Acordam os Desembargadores integrantes da Décima Nona Câmara Cível do Tribunal de Justiça do Estado, à unanimidade, negar provimento à apelação.
Custas na forma da lei.
Participaram do julgamento, além do signatário, os eminentes Senhores DES. JOSÉ FRANCISCO PELLEGRINI (PRESIDENTE) E DESA. MYLENE MARIA MICHEL.
Porto Alegre, 02 de junho de 2009.
DES. CARLOS RAFAEL DOS SANTOS JÚNIOR, Relator.
RALATÓRIO
DES. CARLOS RAFAEL DOS SANTOS JÚNIOR (RELATOR)
Trata-se de apelação interposta por HUGO VALTER KELM E OUTROS, inconformados com a sentença prolatada nos autos da AÇÃO DE ANULAÇÃO DE DOAÇÃO DE IMÓVEL ajuizada contra ÁUREA NÁDIA KELM E SUCESSORES DE ARNILDO ALBINO KELM.
Segundo a inicial, os autores são legítimos herdeiros de Albino Kelm e Leonora Kelm, ambos já falecidos. Relataram que no dia 04 de dezembro de 1992, por meio de escritura pública, seus pais doaram aos réus a nua propriedade do imóvel matrícula nº 9517 do Cartório de Registro de Imóveis de Horizontina, situado em Seção Enseadas, distrito de Maurício Cardoso, tendo os doadores reservado para si o usufruto vitalício.
Insurgiram-se, porque a doação ocorrera sem o seu conhecimento, sem a sua anuência e na mesma data do óbito do doador. Alegaram a nulidade do ato pela falta de discernimento do doador.
Os réus, na contestação, afirmaram que o doador tinha incapacidade de locomoção, mas não tinha incapacidade mental. Asseveraram que a doação foi de 50% dos bens, a qual foi feita a Arnildo Kelm, que era filho dos doadores, ou seja, foi doada a parte disponível do patrimônio. Afirmaram que os doadores eram proprietários de 228.355 m² da área e doaram 114.000m², isto é, menos da metade.
Mencionaram que se surpreenderam com a inércia dos autores. A procuração pública foi lavrada em 01/12/1992; a escritura pública de doação, lavrada no dia 04/12/1992, data em que faleceu o doador, às 22 horas. Em 29/12/2002, foi registrada a doação no álbum imobiliário; em 02/12/2004 faleceu a doadora, Leonora Jesse Kelm e em 01/12/2006, ocorreu o óbito do donatário, Arlindo Albino Kelm, tendo sido ajuizada a presente ação somente em 2008.

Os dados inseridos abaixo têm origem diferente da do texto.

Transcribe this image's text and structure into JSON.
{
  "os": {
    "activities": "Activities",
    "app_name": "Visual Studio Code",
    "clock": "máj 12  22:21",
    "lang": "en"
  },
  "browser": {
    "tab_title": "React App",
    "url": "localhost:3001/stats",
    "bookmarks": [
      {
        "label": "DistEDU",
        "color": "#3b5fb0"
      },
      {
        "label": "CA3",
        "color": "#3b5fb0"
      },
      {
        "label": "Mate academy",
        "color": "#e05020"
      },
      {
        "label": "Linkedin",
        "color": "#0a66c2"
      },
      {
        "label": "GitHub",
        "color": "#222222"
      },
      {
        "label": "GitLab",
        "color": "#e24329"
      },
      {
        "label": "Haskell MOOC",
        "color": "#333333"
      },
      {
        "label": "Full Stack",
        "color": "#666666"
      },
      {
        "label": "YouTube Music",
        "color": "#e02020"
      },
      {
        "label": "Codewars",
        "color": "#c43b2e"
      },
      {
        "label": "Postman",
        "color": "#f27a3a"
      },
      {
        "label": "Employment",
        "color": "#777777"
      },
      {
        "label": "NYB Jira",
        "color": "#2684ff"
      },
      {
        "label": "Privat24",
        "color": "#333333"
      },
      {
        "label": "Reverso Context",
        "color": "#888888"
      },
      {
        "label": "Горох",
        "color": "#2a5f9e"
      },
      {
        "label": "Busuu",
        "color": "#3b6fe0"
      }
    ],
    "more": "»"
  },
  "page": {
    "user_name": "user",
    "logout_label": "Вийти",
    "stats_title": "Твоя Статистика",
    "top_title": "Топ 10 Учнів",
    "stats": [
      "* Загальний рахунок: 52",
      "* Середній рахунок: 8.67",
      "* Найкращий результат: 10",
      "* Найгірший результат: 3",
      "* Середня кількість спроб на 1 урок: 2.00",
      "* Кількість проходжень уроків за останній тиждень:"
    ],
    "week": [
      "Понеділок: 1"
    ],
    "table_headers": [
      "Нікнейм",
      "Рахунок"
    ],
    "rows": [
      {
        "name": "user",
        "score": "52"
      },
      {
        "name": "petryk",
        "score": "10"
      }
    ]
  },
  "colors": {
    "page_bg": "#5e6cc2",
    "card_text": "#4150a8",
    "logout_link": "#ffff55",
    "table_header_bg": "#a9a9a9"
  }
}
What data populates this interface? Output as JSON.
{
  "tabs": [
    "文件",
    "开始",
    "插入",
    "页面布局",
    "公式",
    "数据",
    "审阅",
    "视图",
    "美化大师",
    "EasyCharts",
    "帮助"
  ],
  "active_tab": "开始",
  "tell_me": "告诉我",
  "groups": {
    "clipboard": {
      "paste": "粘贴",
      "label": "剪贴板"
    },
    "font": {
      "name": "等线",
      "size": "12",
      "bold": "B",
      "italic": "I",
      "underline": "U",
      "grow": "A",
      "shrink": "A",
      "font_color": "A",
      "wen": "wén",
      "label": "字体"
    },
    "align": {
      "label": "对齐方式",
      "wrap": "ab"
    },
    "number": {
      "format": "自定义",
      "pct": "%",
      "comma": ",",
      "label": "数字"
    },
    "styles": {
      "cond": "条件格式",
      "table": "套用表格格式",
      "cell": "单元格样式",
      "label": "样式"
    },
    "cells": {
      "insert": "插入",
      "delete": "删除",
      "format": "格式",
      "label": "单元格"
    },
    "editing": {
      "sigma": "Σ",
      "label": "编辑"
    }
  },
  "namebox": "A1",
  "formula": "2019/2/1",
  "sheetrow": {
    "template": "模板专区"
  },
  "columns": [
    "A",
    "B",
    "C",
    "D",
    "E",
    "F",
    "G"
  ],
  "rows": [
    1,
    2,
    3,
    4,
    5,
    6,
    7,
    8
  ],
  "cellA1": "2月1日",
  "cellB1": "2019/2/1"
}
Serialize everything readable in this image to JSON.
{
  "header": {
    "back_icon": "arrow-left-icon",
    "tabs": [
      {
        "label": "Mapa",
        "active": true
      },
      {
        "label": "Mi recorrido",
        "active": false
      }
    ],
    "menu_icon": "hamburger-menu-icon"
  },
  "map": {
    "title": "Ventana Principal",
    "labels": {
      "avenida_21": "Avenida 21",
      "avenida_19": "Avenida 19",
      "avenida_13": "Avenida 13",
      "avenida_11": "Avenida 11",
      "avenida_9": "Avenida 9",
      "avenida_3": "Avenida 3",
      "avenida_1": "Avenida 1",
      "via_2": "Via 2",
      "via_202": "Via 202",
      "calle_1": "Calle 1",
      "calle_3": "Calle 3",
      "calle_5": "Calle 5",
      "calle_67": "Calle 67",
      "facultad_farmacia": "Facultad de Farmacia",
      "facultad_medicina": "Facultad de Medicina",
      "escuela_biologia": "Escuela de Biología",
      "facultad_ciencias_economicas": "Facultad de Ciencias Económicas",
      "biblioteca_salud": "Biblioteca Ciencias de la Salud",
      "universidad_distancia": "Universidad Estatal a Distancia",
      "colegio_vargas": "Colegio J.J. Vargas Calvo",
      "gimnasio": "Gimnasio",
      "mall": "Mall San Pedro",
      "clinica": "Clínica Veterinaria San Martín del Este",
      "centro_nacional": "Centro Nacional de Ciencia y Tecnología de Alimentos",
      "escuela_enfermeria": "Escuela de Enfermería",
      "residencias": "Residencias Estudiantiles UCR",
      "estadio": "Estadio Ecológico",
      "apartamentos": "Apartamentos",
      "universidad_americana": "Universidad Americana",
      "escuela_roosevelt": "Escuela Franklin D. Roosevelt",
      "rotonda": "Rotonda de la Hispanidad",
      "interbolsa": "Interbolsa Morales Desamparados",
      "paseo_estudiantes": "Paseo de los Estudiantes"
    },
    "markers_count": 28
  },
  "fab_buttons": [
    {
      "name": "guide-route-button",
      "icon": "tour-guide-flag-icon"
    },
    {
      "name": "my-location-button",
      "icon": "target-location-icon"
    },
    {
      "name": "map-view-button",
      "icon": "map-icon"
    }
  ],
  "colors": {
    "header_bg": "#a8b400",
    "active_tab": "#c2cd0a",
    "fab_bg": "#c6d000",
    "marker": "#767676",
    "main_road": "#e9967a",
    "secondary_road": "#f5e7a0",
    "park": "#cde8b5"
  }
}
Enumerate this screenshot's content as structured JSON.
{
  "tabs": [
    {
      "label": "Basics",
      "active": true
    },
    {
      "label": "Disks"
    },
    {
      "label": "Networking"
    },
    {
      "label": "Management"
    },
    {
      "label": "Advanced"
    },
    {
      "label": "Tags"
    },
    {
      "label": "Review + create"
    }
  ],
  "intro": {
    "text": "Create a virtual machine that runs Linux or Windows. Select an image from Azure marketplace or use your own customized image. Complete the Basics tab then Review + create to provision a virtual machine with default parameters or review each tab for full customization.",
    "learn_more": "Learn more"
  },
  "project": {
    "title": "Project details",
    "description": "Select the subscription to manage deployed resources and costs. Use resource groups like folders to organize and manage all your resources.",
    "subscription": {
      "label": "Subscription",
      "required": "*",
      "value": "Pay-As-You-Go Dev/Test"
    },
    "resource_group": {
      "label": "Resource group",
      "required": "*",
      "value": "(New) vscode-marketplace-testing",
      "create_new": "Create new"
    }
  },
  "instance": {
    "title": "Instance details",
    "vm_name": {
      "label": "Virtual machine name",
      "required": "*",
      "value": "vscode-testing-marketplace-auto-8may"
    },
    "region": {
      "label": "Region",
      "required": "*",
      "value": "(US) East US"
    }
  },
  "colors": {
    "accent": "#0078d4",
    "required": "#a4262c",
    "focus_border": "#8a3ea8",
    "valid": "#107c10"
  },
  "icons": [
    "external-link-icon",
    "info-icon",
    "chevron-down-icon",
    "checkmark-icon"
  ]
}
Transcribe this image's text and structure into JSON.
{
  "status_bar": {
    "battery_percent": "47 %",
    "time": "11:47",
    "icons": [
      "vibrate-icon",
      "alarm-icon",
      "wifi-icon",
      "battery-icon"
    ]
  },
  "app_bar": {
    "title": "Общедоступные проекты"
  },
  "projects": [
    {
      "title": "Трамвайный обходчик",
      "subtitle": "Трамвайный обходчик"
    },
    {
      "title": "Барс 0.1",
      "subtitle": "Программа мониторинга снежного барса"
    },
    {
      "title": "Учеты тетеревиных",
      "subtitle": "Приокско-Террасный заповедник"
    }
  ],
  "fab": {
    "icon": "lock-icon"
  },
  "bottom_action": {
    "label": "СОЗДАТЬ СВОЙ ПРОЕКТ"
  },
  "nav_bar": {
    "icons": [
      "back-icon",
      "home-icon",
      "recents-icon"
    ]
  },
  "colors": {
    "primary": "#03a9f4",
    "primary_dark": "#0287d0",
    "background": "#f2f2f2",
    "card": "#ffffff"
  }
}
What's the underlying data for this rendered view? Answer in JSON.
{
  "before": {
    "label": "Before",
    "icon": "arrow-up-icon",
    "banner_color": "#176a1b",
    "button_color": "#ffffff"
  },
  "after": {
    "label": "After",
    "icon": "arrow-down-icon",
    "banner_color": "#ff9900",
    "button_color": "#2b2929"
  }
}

Houve produção de prova oral.
O Dr. Juiz de Direito julgou improcedente o pedido. Entendeu o Julgador que, embora o doador estivesse com problemas de saúde, não havia provas suficientes para reconhecer que ele não soubesse que estava dispondo de seu imóvel rural. Condenou os autores ao pagamento dos ônus sucumbenciais.
Os autores, nas razões de apelo, alegam que a doação ocorreu sem a sua anuência, e a data da lavratura do ato foi a mesma do óbito, havendo, por conseguinte, forte suspeita de fraude. Dizem que não houve manifestação de vontade; que restou evidenciado que uma pessoa que sofre de derrame cerebral e fica internada na UTI por vários dias, não tem condições ou capacidade de demonstrar sua vontade, doando metade dos seus bens em benefício de apenas um herdeiro. Pedem a reforma da sentença.
Dispensados do preparo, em razão da gratuidade judiciária com a qual litigam, fl. 26, a apelação foi recebida, fl. 144. Juntadas as contrarrazões, fls. 146/157, subiram os autos.
É o relatório.
VOTOS
DES. CARLOS RAFAEL DOS SANTOS JÚNIOR (RELATOR)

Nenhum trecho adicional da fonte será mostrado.